Lautréamont, Chants de Maldoror
Sur la route, le soir, quelque part vers Marseille et ce qui n’a pas de nom, derrière soi — et devant, une forme, là, au loin ; les voitures l’évitent ; c’est peut-être un sac, je ne sais pas, je m’approche, à cent trente à l’heure, on précipite la chute du soleil, on se perd dans les pensées elles-mêmes perdues d’avance, Érik Satie recommence pour la millième fois sa Gnossienne, la vie est ce contretemps bancal, suspendu, comme toujours en attente de pouvoir commencer, la forme s’approche, ce n’est pas un sac, c’est peut-être un animal, là, jeté, au milieu de la route, oui, c’est sans doute un animal, un rat, mais énorme, un chat alors, non, et je tourne violemment le volant à la dernière seconde au moment où j’allais heurter, immense, et couché de tout de son long sur la voie centrale de la trois voies, un chien noir.

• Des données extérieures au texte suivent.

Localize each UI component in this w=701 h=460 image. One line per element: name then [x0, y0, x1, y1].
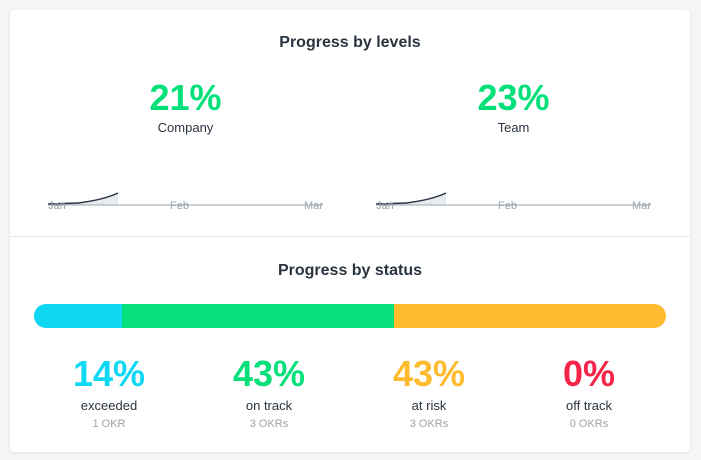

Je ne sais pas ce que regardent les types qui, sur la corniche et le long de la plage, observent le coucher de soleil : la même chose que moi, sans doute, mais j’ignore ce que je regarde quand je regarde le coucher de soleil : j’ignore ce que je regarde en lui, alors je regarde, ce soir, en longeant la mer, ces types, surpris à l’heure dite par le feu là-bas, la mer éblouit, les reflets sur les vitres des immeubles surplombants dans les quartiers la ville inaccessible, les types regardent comme s’il faisait quelque chose, comme si c’était un geste, une occupation digne de cette vie, peu d’entre eux prennent des photos, ils regardent seulement ce qui s’effondre et cela est peut-être digne, oui, et ils s’y attèlent avec une certaine grâce, jusqu’à ce que tout soit fini, jusqu’à ce qu’il n’en reste rien.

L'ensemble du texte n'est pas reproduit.